I'm not following any particular fad diet, nor am I overly concerned about getting into my "skinny size 8" jeans (which I turned over to Goodwill decades ago, but I digress). Fortunately for me, I work with ladies whose eating habits I simply emulate. Easy peasy. One lady eats a banana dipped in a mixed nut butter practically every morning. So yummy! Another lady brings to work salads with interesting and flavorful ingredients. With a little planning and just 5 minutes in the morning, I carry with me to work a salad concocted of greens, whole grains, goat cheese, and whatever protein we ate last night. I toss in a couple of extra pieces of fruit, and viola! I'm ready for the day.

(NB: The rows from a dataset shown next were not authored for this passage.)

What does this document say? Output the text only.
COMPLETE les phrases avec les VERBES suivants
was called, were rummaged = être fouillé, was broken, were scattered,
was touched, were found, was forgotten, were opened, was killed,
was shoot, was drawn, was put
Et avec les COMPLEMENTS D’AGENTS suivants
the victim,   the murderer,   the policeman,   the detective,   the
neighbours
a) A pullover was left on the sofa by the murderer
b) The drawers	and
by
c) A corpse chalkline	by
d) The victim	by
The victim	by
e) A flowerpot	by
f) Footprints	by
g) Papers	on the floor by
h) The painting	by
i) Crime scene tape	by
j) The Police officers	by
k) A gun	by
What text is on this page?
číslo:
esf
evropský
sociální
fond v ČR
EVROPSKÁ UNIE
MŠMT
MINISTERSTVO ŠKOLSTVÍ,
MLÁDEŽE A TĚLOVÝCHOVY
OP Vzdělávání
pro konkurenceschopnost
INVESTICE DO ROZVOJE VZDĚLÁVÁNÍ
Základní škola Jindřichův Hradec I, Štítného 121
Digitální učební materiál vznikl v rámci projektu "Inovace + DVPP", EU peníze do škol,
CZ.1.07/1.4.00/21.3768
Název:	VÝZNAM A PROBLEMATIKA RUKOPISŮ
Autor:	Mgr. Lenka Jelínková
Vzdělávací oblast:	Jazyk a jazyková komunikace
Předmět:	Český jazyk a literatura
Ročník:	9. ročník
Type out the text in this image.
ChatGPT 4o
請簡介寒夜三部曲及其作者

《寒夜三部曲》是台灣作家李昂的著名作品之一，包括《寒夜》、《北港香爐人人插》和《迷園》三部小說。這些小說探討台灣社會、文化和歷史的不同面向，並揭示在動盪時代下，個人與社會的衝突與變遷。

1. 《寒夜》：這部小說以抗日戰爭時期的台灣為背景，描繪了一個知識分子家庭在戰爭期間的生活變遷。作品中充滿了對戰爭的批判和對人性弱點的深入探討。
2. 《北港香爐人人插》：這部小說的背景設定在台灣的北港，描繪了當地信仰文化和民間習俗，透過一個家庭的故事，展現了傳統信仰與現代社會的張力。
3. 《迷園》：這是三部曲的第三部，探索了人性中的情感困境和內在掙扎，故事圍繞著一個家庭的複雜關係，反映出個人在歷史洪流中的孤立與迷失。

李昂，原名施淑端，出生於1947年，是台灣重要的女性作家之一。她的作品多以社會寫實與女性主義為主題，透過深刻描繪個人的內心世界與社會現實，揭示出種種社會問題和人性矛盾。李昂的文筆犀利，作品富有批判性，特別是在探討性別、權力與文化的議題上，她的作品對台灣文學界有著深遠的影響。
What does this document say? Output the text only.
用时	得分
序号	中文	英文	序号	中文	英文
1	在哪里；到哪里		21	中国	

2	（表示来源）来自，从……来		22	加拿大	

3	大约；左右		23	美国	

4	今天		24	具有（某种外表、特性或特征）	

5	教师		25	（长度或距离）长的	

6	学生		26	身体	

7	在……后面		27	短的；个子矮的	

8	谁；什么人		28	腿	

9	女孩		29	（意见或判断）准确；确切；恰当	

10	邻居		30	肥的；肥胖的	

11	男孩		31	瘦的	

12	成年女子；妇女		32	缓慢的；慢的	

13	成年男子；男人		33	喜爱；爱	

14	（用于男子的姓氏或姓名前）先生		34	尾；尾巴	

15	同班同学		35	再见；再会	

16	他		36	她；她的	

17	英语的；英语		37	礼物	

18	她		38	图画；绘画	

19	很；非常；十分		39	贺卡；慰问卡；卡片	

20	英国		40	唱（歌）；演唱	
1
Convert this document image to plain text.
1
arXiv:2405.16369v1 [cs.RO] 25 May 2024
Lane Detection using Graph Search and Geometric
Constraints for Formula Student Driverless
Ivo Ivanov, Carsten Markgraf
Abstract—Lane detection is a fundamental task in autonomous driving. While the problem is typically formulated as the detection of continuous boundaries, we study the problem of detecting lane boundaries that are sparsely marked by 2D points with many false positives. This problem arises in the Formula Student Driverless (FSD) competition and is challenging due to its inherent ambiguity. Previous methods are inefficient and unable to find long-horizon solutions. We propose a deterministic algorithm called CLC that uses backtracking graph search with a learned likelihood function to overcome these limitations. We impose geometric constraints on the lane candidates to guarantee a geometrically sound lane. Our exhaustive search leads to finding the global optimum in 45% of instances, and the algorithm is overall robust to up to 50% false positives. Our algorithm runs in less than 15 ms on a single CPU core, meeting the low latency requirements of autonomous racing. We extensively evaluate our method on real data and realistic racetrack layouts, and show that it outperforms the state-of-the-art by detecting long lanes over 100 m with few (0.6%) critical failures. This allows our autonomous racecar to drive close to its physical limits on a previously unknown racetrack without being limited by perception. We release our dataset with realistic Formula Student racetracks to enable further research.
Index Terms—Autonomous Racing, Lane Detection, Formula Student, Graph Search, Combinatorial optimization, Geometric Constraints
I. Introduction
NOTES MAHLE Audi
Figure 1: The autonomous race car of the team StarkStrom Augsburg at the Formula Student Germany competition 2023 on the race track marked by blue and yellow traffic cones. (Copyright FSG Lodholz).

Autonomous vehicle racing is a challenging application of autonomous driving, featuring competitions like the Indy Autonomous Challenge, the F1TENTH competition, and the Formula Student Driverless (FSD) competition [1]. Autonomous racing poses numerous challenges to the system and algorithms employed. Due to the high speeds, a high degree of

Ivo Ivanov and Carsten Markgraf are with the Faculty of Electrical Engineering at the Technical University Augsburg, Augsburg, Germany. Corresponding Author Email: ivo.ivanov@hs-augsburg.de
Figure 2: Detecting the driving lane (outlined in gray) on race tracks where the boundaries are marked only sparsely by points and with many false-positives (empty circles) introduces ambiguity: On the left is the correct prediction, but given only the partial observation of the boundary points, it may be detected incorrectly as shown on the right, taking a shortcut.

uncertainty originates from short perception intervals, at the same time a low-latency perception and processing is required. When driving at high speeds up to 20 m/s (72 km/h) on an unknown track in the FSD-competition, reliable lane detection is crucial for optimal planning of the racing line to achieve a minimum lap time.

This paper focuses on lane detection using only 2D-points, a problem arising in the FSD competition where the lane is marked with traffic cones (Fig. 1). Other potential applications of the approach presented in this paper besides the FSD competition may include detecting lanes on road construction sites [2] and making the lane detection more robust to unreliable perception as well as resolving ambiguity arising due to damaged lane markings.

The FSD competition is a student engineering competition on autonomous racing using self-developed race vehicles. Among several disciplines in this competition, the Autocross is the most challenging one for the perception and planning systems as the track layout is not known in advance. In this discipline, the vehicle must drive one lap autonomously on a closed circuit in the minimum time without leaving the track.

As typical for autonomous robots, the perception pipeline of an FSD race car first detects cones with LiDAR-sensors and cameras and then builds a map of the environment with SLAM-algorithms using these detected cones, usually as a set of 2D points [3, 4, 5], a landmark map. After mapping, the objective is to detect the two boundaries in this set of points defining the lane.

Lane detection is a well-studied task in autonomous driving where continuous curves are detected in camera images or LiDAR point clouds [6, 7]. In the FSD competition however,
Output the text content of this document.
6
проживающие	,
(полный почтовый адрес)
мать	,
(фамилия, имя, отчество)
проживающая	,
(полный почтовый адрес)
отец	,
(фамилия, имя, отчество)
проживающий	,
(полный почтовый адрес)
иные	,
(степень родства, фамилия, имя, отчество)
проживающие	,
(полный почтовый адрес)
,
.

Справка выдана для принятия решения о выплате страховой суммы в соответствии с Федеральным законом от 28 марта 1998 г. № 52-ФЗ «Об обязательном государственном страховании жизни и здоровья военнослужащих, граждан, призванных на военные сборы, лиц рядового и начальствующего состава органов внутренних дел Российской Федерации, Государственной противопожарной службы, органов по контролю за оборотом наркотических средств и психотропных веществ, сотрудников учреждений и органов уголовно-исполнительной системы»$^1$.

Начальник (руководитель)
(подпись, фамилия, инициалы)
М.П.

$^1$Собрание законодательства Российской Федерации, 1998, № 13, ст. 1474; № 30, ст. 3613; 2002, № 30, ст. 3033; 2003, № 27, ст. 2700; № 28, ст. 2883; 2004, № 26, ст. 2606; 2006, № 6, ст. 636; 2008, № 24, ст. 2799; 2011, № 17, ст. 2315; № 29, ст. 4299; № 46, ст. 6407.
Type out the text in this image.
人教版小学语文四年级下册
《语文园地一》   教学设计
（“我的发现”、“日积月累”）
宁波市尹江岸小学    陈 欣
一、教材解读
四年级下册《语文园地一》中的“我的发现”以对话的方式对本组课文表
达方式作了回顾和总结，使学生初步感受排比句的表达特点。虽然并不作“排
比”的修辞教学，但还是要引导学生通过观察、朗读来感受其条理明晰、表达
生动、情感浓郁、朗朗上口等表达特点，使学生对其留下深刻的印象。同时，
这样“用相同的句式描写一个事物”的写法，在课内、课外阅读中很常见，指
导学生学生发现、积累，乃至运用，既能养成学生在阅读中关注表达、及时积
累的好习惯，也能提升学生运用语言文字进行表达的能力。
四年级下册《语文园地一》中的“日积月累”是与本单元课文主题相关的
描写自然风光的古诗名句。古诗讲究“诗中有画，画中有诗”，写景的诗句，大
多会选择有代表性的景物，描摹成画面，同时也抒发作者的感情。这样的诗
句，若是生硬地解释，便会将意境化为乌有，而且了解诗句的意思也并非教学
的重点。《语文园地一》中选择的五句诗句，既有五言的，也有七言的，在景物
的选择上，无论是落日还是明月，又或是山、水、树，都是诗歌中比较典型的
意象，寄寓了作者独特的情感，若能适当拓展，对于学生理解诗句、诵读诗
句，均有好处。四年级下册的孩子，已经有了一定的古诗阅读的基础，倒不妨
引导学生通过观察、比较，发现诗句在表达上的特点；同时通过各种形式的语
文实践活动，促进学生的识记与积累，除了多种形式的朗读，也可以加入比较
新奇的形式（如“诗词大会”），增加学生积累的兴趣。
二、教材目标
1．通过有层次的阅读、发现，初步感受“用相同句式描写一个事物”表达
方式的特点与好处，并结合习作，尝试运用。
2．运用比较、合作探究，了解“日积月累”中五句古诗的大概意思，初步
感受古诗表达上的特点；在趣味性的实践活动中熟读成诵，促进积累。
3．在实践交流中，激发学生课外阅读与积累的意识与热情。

Yet another lady at work orders soy lattes. The barista at the cafe (I know, we're so spoiled where I work!) let me taste the soy milk they stock. Yummy. Between listening to my friend order espresso floating in soy bliss and tasting said bliss, I quickly became a soy convert. That said, I'm trying not to over do the soy, so I've added Almond milk to the mix, too.

The worst news about this PCOS gig is the havoc dairy wrecks on my body. Essentially, the cheese that I crave beyond reason is off limits. Oh, just great! Happily, I'm a big fan of goat cheese, so now I just stock the fridge with variations on a theme of goat cheese. The awesomely cool thing is that both my son and husband are fans of goat cheese, and that makes it even more enjoyable. 'cuz you know, I'm not the family freak who can't eat the same things my family eats.

So there it is, my diet secret. Lean protein, lots of fresh fruits and vegetables, topped off with whole grains. Oh, and I pretty much got rid of anything white: potatoes, rice, and flour. Once the weather cools, I'm going to experiment with baking using Quinoa and Buckwheat flours.